Two Communities, One Algebra
Here’s what we used:
| Step | Fowler Name | Compiler Name |
|---|---|---|
| Separate calculation from mutation | Split Variable | — |
| Substitute known value | — | Copy propagation |
| Move mutation later | Slide Statements | Code sinking |
| Remove temporary | Inline Variable | Inlining |
| Duplicate into branches | — | Tail duplication |
| Combine operations | — | Fusion |
| Extract the constant | Extract Variable | — |
| Factor out common suffix | Slide Statements | Code factoring |
| Collapse conditional to expression | — | If-conversion |
The compiler column is more complete because compiler engineers have catalogued these transformations for decades. They’re proven correct, applied billions of times daily, and encoded in software that doesn’t forget.
The Fowler column has gaps. Not because Fowler was careless, he chose his patterns wisely, prioritising the most common and teachable. But some powerful transformations fell through the cracks, unnamed in the refactoring literature even though they’re essential for untangling real code.

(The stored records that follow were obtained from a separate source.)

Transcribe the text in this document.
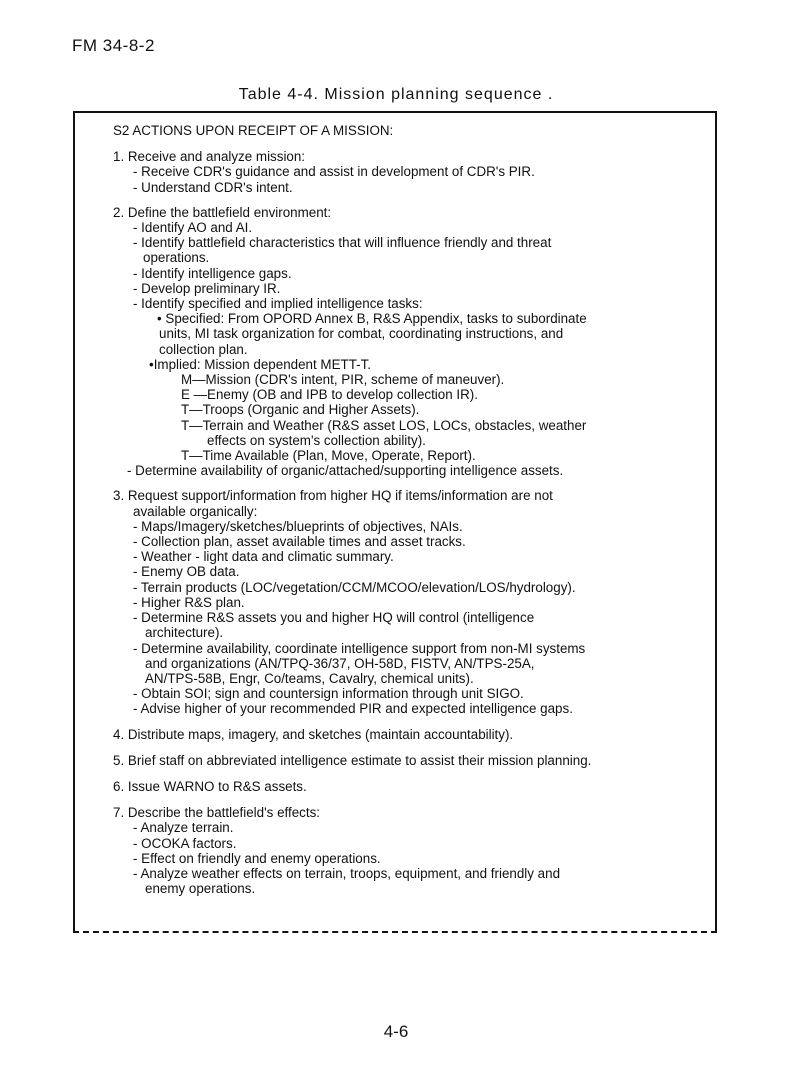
FM 34-8-2
Table 4-4. Mission planning sequence .
S2 ACTIONS UPON RECEIPT OF A MISSION:
1. Receive and analyze mission:
- Receive CDR's guidance and assist in development of CDR's PIR.
- Understand CDR's intent.
2. Define the battlefield environment:
- Identify AO and AI.
- Identify battlefield characteristics that will influence friendly and threat
operations.
- Identify intelligence gaps.
- Develop preliminary IR.
- Identify specified and implied intelligence tasks:
• Specified: From OPORD Annex B, R&S Appendix, tasks to subordinate
units, MI task organization for combat, coordinating instructions, and
collection plan.
•Implied: Mission dependent METT-T.
M—Mission (CDR's intent, PIR, scheme of maneuver).
E —Enemy (OB and IPB to develop collection IR).
T—Troops (Organic and Higher Assets).
T—Terrain and Weather (R&S asset LOS, LOCs, obstacles, weather
effects on system's collection ability).
T—Time Available (Plan, Move, Operate, Report).
- Determine availability of organic/attached/supporting intelligence assets.
3. Request support/information from higher HQ if items/information are not
available organically:
- Maps/Imagery/sketches/blueprints of objectives, NAIs.
- Collection plan, asset available times and asset tracks.
- Weather - light data and climatic summary.
- Enemy OB data.
- Terrain products (LOC/vegetation/CCM/MCOO/elevation/LOS/hydrology).
- Higher R&S plan.
- Determine R&S assets you and higher HQ will control (intelligence
architecture).
- Determine availability, coordinate intelligence support from non-MI systems
and organizations (AN/TPQ-36/37, OH-58D, FISTV, AN/TPS-25A,
AN/TPS-58B, Engr, Co/teams, Cavalry, chemical units).
- Obtain SOI; sign and countersign information through unit SIGO.
- Advise higher of your recommended PIR and expected intelligence gaps.
4. Distribute maps, imagery, and sketches (maintain accountability).
5. Brief staff on abbreviated intelligence estimate to assist their mission planning.
6. Issue WARNO to R&S assets.
7. Describe the battlefield's effects:
- Analyze terrain.
- OCOKA factors.
- Effect on friendly and enemy operations.
- Analyze weather effects on terrain, troops, equipment, and friendly and
enemy operations.
4-6
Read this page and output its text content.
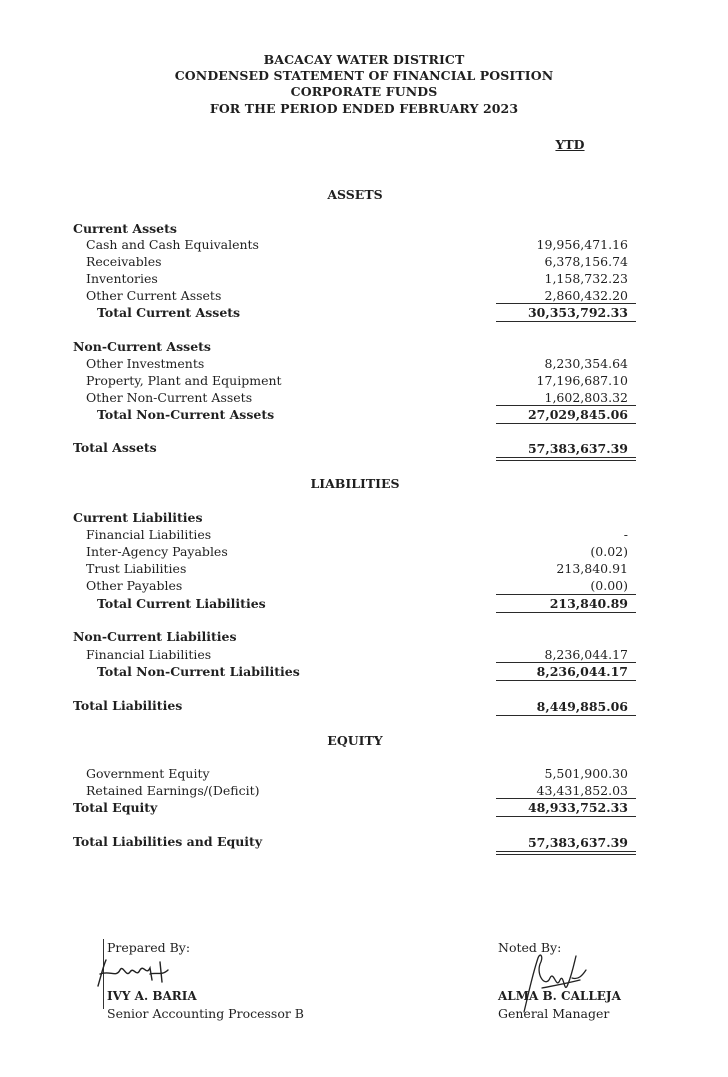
BACACAY WATER DISTRICT
CONDENSED STATEMENT OF FINANCIAL POSITION
CORPORATE FUNDS
FOR THE PERIOD ENDED FEBRUARY 2023
YTD
ASSETS
Current Assets
Cash and Cash Equivalents	19,956,471.16
Receivables	6,378,156.74
Inventories	1,158,732.23
Other Current Assets	2,860,432.20
Total Current Assets	30,353,792.33
Non-Current Assets
Other Investments	8,230,354.64
Property, Plant and Equipment	17,196,687.10
Other Non-Current Assets	1,602,803.32
Total Non-Current Assets	27,029,845.06
Total Assets	57,383,637.39
LIABILITIES
Current Liabilities
Financial Liabilities	-
Inter-Agency Payables	(0.02)
Trust Liabilities	213,840.91
Other Payables	(0.00)
Total Current Liabilities	213,840.89
Non-Current Liabilities
Financial Liabilities	8,236,044.17
Total Non-Current Liabilities	8,236,044.17
Total Liabilities	8,449,885.06
EQUITY
Government Equity	5,501,900.30
Retained Earnings/(Deficit)	43,431,852.03
Total Equity	48,933,752.33
Total Liabilities and Equity	57,383,637.39
Prepared By:
IVY A. BARIA
Senior Accounting Processor B
Noted By:
ALMA B. CALLEJA
General Manager
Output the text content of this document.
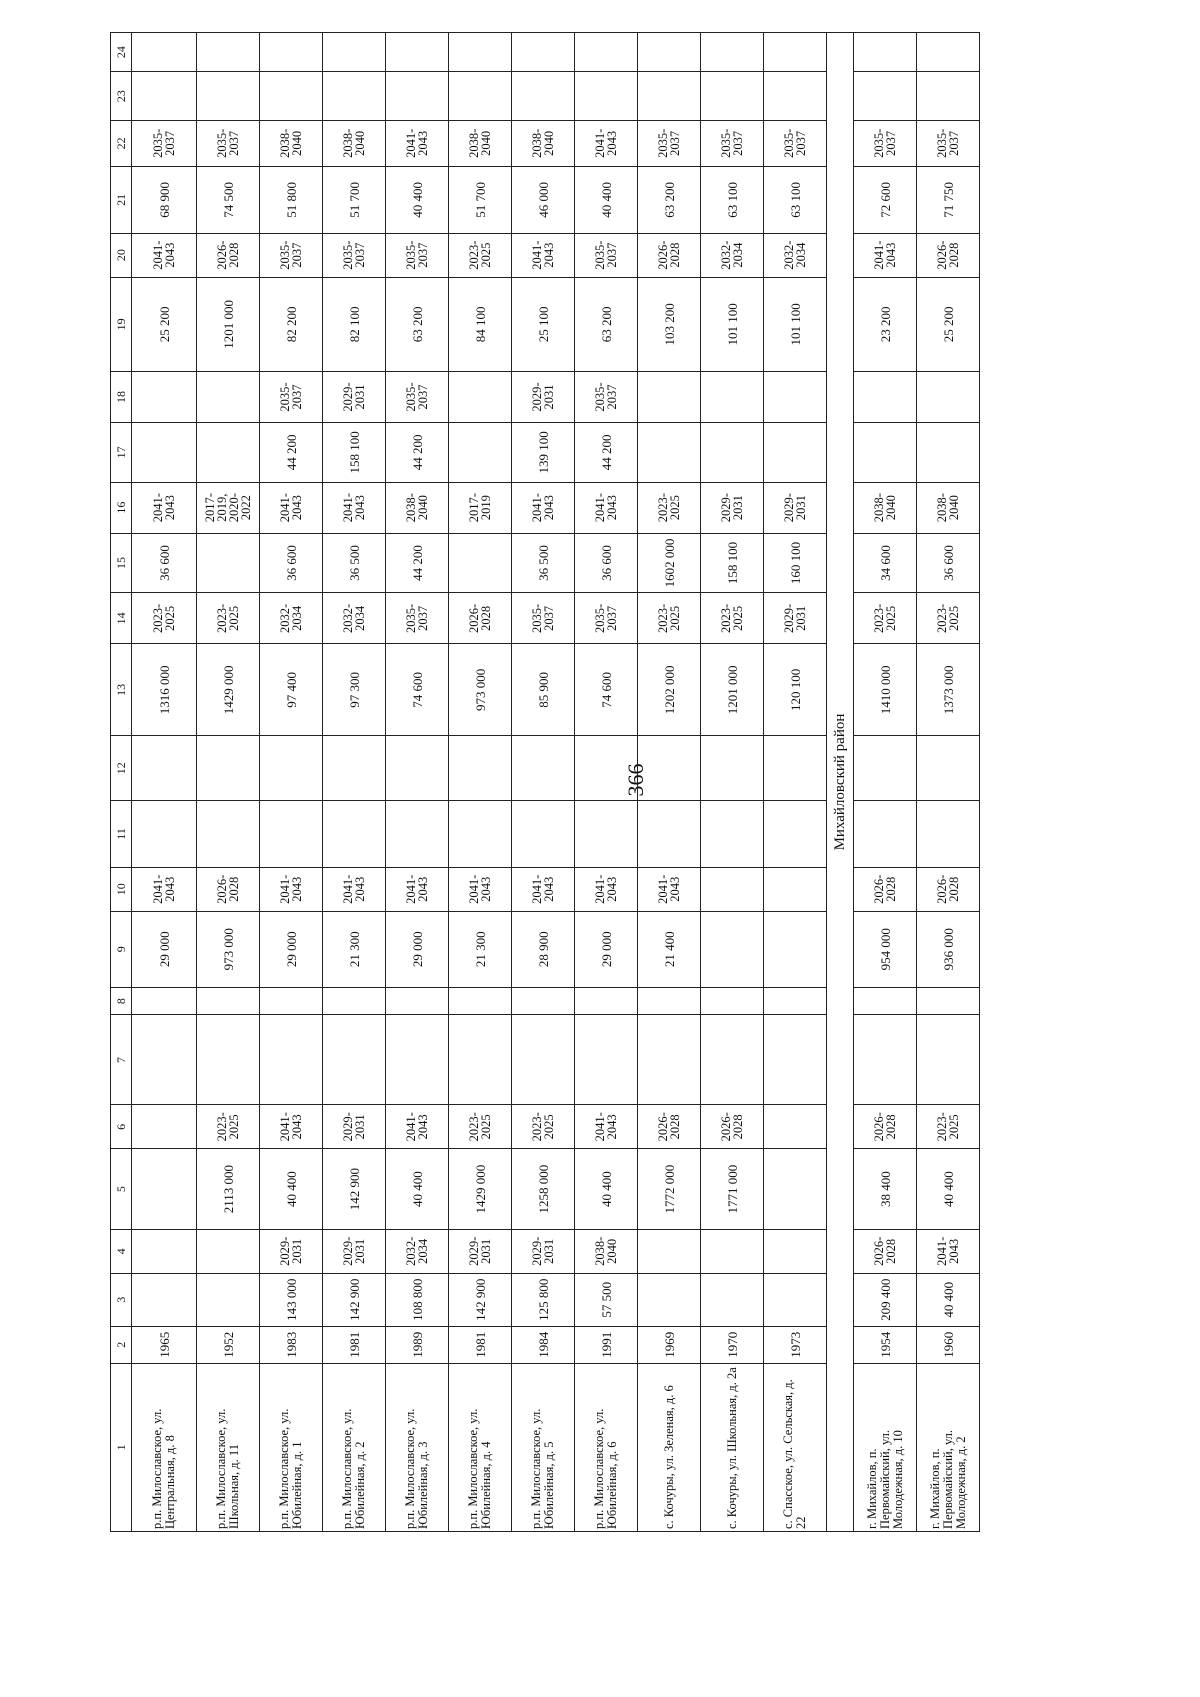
366
1	2	3	4	5	6	7	8	9	10	11	12	13	14	15	16	17	18	19	20	21	22	23	24
р.п. Милославское, ул. Центральная, д. 8	1965							29 000	2041-2043			1316 000	2023-2025	36 600	2041-2043			25 200	2041-2043	68 900	2035-2037		
р.п. Милославское, ул. Школьная, д. 11	1952			2113 000	2023-2025			973 000	2026-2028			1429 000	2023-2025		2017-2019, 2020-2022			1201 000	2026-2028	74 500	2035-2037		
р.п. Милославское, ул. Юбилейная, д. 1	1983	143 000	2029-2031	40 400	2041-2043			29 000	2041-2043			97 400	2032-2034	36 600	2041-2043	44 200	2035-2037	82 200	2035-2037	51 800	2038-2040		
р.п. Милославское, ул. Юбилейная, д. 2	1981	142 900	2029-2031	142 900	2029-2031			21 300	2041-2043			97 300	2032-2034	36 500	2041-2043	158 100	2029-2031	82 100	2035-2037	51 700	2038-2040		
р.п. Милославское, ул. Юбилейная, д. 3	1989	108 800	2032-2034	40 400	2041-2043			29 000	2041-2043			74 600	2035-2037	44 200	2038-2040	44 200	2035-2037	63 200	2035-2037	40 400	2041-2043		
р.п. Милославское, ул. Юбилейная, д. 4	1981	142 900	2029-2031	1429 000	2023-2025			21 300	2041-2043			973 000	2026-2028		2017-2019			84 100	2023-2025	51 700	2038-2040		
р.п. Милославское, ул. Юбилейная, д. 5	1984	125 800	2029-2031	1258 000	2023-2025			28 900	2041-2043			85 900	2035-2037	36 500	2041-2043	139 100	2029-2031	25 100	2041-2043	46 000	2038-2040		
р.п. Милославское, ул. Юбилейная, д. 6	1991	57 500	2038-2040	40 400	2041-2043			29 000	2041-2043			74 600	2035-2037	36 600	2041-2043	44 200	2035-2037	63 200	2035-2037	40 400	2041-2043		
с. Кочуры, ул. Зеленая, д. 6	1969			1772 000	2026-2028			21 400	2041-2043			1202 000	2023-2025	1602 000	2023-2025			103 200	2026-2028	63 200	2035-2037		
с. Кочуры, ул. Школьная, д. 2а	1970			1771 000	2026-2028							1201 000	2023-2025	158 100	2029-2031			101 100	2032-2034	63 100	2035-2037		
с. Спасское, ул. Сельская, д. 22	1973											120 100	2029-2031	160 100	2029-2031			101 100	2032-2034	63 100	2035-2037		
Михайловский район																							
г. Михайлов, п. Первомайский, ул. Молодежная, д. 10	1954	209 400	2026-2028	38 400	2026-2028			954 000	2026-2028			1410 000	2023-2025	34 600	2038-2040			23 200	2041-2043	72 600	2035-2037		
г. Михайлов, п. Первомайский, ул. Молодежная, д. 2	1960	40 400	2041-2043	40 400	2023-2025			936 000	2026-2028			1373 000	2023-2025	36 600	2038-2040			25 200	2026-2028	71 750	2035-2037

When I’ve presented this sequence to experienced developers, something interesting happens. They nod along, they’ve done these moves before, intuitively, when wrestling with gnarly code. But they’ve never broken it down into named steps. They’ve never seen the algebra made explicit.
When I show Distribute for Fusion, deliberately introducing duplication, there’s often a moment of resistance. It feels transgressive, a violation of principles they’ve internalised. And then the payoff lands: the duplication enables a simplification that wasn’t otherwise reachable. The scaffolding goes up and comes down, leaving cleaner code behind.
That’s what the algebraic framing gives us. Not just a bag of tricks, but a system, transformations with inverses, moves that compose, patterns you can reason about. Factor or distribute. Sink or hoist. Inline or extract. Each pair an axis you can move along, each step small enough to verify, each combination opening new possibilities.
Small steps. Local reasoning. Cumulative power.